Er wurde im Häftlingsblock 43 untergebracht. Von hier wurde sein Tod am 24.04.1940 um 18:15 Uhr vermerkt. Als Todesursache wurde Herzmuskelschwäche angegeben, als Beisetzungsort der Jüdische Friedhof Berlin-Weißensee. Seine Leiche wurde im Krematorium Fürstenberg i.Meckl. eingeäschert. „Die Überführung der Aschenreste erfolgte am 14.5.1940 nach dem Friedhof in Berlin.“  Die Bestattung wurde am 20. Juni durch Chaja Walzer, Moses Linzers Schwiegermutter, angemeldet. Das letzte Geleit am Sonntag, den 23. Juni, zwei Monate nach seinem Tod, wird seiner Witwe Rachel Linzer ermöglicht worden sein.

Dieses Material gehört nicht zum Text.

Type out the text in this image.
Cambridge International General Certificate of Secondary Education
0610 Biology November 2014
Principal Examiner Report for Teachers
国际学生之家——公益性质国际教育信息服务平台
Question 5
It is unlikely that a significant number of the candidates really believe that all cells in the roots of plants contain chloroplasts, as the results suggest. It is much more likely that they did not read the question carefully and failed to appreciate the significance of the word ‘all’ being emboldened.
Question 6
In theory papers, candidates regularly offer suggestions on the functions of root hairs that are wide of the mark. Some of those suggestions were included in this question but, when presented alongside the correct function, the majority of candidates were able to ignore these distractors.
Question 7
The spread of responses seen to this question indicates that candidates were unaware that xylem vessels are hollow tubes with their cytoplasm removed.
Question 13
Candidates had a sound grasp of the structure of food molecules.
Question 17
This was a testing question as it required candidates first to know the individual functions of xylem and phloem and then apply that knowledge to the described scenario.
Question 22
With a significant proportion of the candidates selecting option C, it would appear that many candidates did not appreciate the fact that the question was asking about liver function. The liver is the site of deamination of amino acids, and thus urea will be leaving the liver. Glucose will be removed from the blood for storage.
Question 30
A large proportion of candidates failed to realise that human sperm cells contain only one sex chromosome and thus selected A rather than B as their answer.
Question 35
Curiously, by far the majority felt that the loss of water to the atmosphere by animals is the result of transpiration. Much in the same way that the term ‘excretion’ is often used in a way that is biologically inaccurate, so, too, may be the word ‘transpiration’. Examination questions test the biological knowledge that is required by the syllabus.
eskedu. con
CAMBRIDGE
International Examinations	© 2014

Im Dezember 1942 schrieb Rachel Linzer an ihre 1933 nach Palästina geflohene ältere Schwester Cyla Leser, dass sie bald Berlin verlassen müssten und ihre Eltern und sie darüber sehr traurig seien.

Fünf Tage nach der Deportation ihrer Eltern aus Berlin nach Theresienstadt am 29. Januar 1943, musste auch die 33 jährige Rachel Linzer am 03. Februar 1943 Berlin verlassen. Als ihre letzte Adresse wird Choriner Straße 68 genannt. Das Ziel des 28. Osttransports von Berlin war Auschwitz.

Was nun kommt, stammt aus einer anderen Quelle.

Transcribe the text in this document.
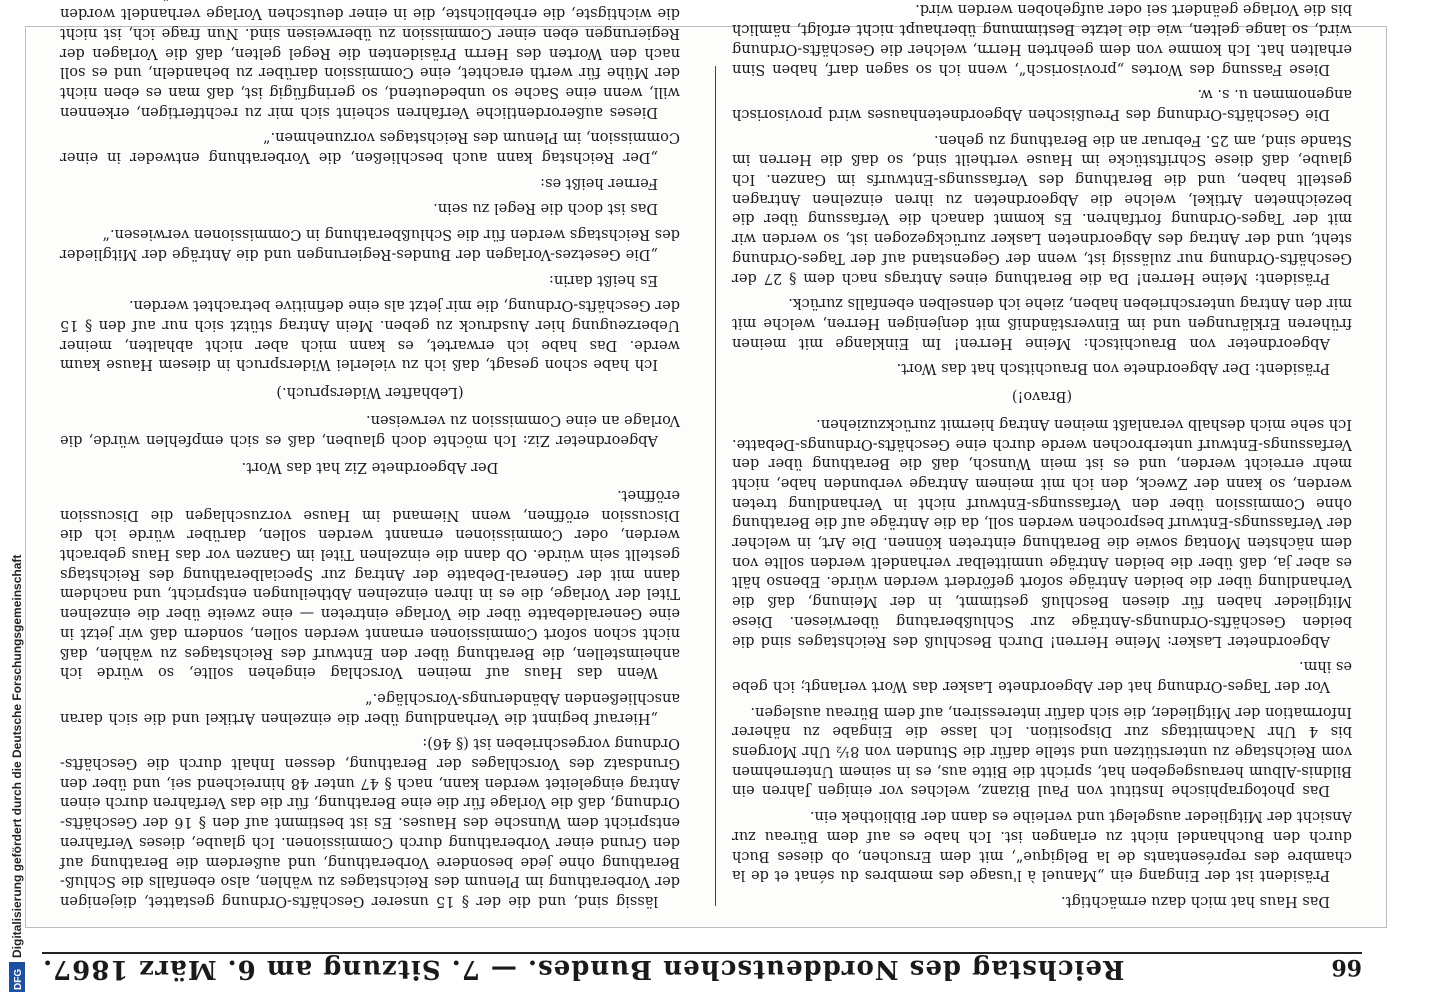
66
Reichstag des Norddeutschen Bundes. — 7. Sitzung am 6. März 1867.

Das Haus hat mich dazu ermächtigt.

Präsident ist der Eingang ein „Manuel à l'usage des membres du sénat et de la chambre des représentants de la Belgique“, mit dem Ersuchen, ob dieses Buch durch den Buchhandel nicht zu erlangen ist. Ich habe es auf dem Büreau zur Ansicht der Mitglieder ausgelegt und verleihe es dann der Bibliothek ein.

Das photographische Institut von Paul Bizanz, welches vor einigen Jahren ein Bildnis-Album herausgegeben hat, spricht die Bitte aus, es in seinem Unternehmen vom Reichstage zu unterstützen und stelle dafür die Stunden von 8½ Uhr Morgens bis 4 Uhr Nachmittags zur Disposition. Ich lasse die Eingabe zu näherer Information der Mitglieder, die sich dafür interessiren, auf dem Büreau auslegen.

Vor der Tages-Ordnung hat der Abgeordnete Lasker das Wort verlangt; ich gebe es ihm.

Abgeordneter Lasker: Meine Herren! Durch Beschluß des Reichstages sind die beiden Geschäfts-Ordnungs-Anträge zur Schlußberatung überwiesen. Diese Mitglieder haben für diesen Beschluß gestimmt, in der Meinung, daß die Verhandlung über die beiden Anträge sofort gefördert werden würde. Ebenso hält es aber ja, daß über die beiden Anträge unmittelbar verhandelt werden sollte von dem nächsten Montag sowie die Berathung eintreten können. Die Art, in welcher der Verfassungs-Entwurf besprochen werden soll, da die Anträge auf die Berathung ohne Commission über den Verfassungs-Entwurf nicht in Verhandlung treten werden, so kann der Zweck, den ich mit meinem Antrage verbunden habe, nicht mehr erreicht werden, und es ist mein Wunsch, daß die Berathung über den Verfassungs-Entwurf unterbrochen werde durch eine Geschäfts-Ordnungs-Debatte. Ich sehe mich deshalb veranlaßt meinen Antrag hiermit zurückzuziehen.

(Bravo!)

Präsident: Der Abgeordnete von Brauchitsch hat das Wort.

Abgeordneter von Brauchitsch: Meine Herren! Im Einklange mit meinen früheren Erklärungen und im Einverständniß mit denjenigen Herren, welche mit mir den Antrag unterschrieben haben, ziehe ich denselben ebenfalls zurück.

Präsident: Meine Herren! Da die Berathung eines Antrags nach dem § 27 der Geschäfts-Ordnung nur zulässig ist, wenn der Gegenstand auf der Tages-Ordnung steht, und der Antrag des Abgeordneten Lasker zurückgezogen ist, so werden wir mit der Tages-Ordnung fortfahren. Es kommt danach die Verfassung über die bezeichneten Artikel, welche die Abgeordneten zu ihren einzelnen Antragen gestellt haben, und die Berathung des Verfassungs-Entwurfs im Ganzen. Ich glaube, daß diese Schriftstücke im Hause vertheilt sind, so daß die Herren im Stande sind, am 25. Februar an die Berathung zu gehen.

Die Geschäfts-Ordnung des Preußischen Abgeordnetenhauses wird provisorisch angenommen u. s. w.

Diese Fassung des Wortes „provisorisch“, wenn ich so sagen darf, haben Sinn erhalten hat. Ich komme von dem geehrten Herrn, welcher die Geschäfts-Ordnung wird, so lange gelten, wie die letzte Bestimmung überhaupt nicht erfolgt, nämlich bis die Vorlage geändert sei oder aufgehoben werden wird.

lässig sind, und die der § 15 unserer Geschäfts-Ordnung gestattet, diejenigen der Vorberathung im Plenum des Reichstages zu wählen, also ebenfalls die Schluß-Berathung ohne jede besondere Vorberathung, und außerdem die Berathung auf den Grund einer Vorberathung durch Commissionen. Ich glaube, dieses Verfahren entspricht dem Wunsche des Hauses. Es ist bestimmt auf den § 16 der Geschäfts-Ordnung, daß die Vorlage für die eine Berathung, für die das Verfahren durch einen Antrag eingeleitet werden kann, nach § 47 unter 48 hinreichend sei, und über den Grundsatz des Vorschlages der Berathung, dessen Inhalt durch die Geschäfts-Ordnung vorgeschrieben ist (§ 46):

„Hierauf beginnt die Verhandlung über die einzelnen Artikel und die sich daran anschließenden Abänderungs-Vorschläge.“

Wenn das Haus auf meinen Vorschlag eingehen sollte, so würde ich anheimstellen, die Berathung über den Entwurf des Reichstages zu wählen, daß nicht schon sofort Commissionen ernannt werden sollen, sondern daß wir jetzt in eine Generaldebatte über die Vorlage eintreten — eine zweite über die einzelnen Titel der Vorlage, die es in ihren einzelnen Abtheilungen entspricht, und nachdem dann mit der General-Debatte der Antrag zur Specialberathung des Reichstags gestellt sein würde. Ob dann die einzelnen Titel im Ganzen vor das Haus gebracht werden, oder Commissionen ernannt werden sollen, darüber würde ich die Discussion eröffnen, wenn Niemand im Hause vorzuschlagen die Discussion eröffnet.

Der Abgeordnete Ziz hat das Wort.

Abgeordneter Ziz: Ich möchte doch glauben, daß es sich empfehlen würde, die Vorlage an eine Commission zu verweisen.

(Lebhafter Widerspruch.)

Ich habe schon gesagt, daß ich zu vielerlei Widerspruch in diesem Hause kaum werde. Das habe ich erwartet, es kann mich aber nicht abhalten, meiner Ueberzeugung hier Ausdruck zu geben. Mein Antrag stützt sich nur auf den § 15 der Geschäfts-Ordnung, die mir jetzt als eine definitive betrachtet werden.

Es heißt darin:

„Die Gesetzes-Vorlagen der Bundes-Regierungen und die Anträge der Mitglieder des Reichstags werden für die Schlußberathung in Commissionen verwiesen.“

Das ist doch die Regel zu sein.

Ferner heißt es:

„Der Reichstag kann auch beschließen, die Vorberathung entweder in einer Commission, im Plenum des Reichstages vorzunehmen.“

Dieses außerordentliche Verfahren scheint sich mir zu rechtfertigen, erkennen will, wenn eine Sache so unbedeutend, so geringfügig ist, daß man es eben nicht der Mühe für werth erachtet, eine Commission darüber zu behandeln, und es soll nach den Worten des Herrn Präsidenten die Regel gelten, daß die Vorlagen der Regierungen eben einer Commission zu überweisen sind. Nun frage ich, ist nicht die wichtigste, die erheblichste, die in einer deutschen Vorlage verhandelt worden

Digitalisierung gefördert durch die Deutsche Forschungsgemeinschaft
DFG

Im KZ Auschwitz wurde Rachel Linzer ermordet. 

Der Trauzeuge, Willi Becker, als Bügler vermutlich ein Freund von Moses Linzer, wurde am 26. September 1942 mit dem sog. 20. Osttransport zusammen mit seiner Frau und zwei kleinen Töchtern deportiert. „Das Ziel der Deportation war Raasiku in Estland. Nach Ankunft in Raasiku kam ein Teil der Deportierten in das Lager Jägala, ein weiterer kleiner Teil in ein Arbeitslager in der Nähe von Riga, die übrigen Häftlinge wurden in einem unweit entfernten Waldgebiet (Kalevi-Liiva) direkt nach der Ankunft erschossen." (Statistik des Holocaust)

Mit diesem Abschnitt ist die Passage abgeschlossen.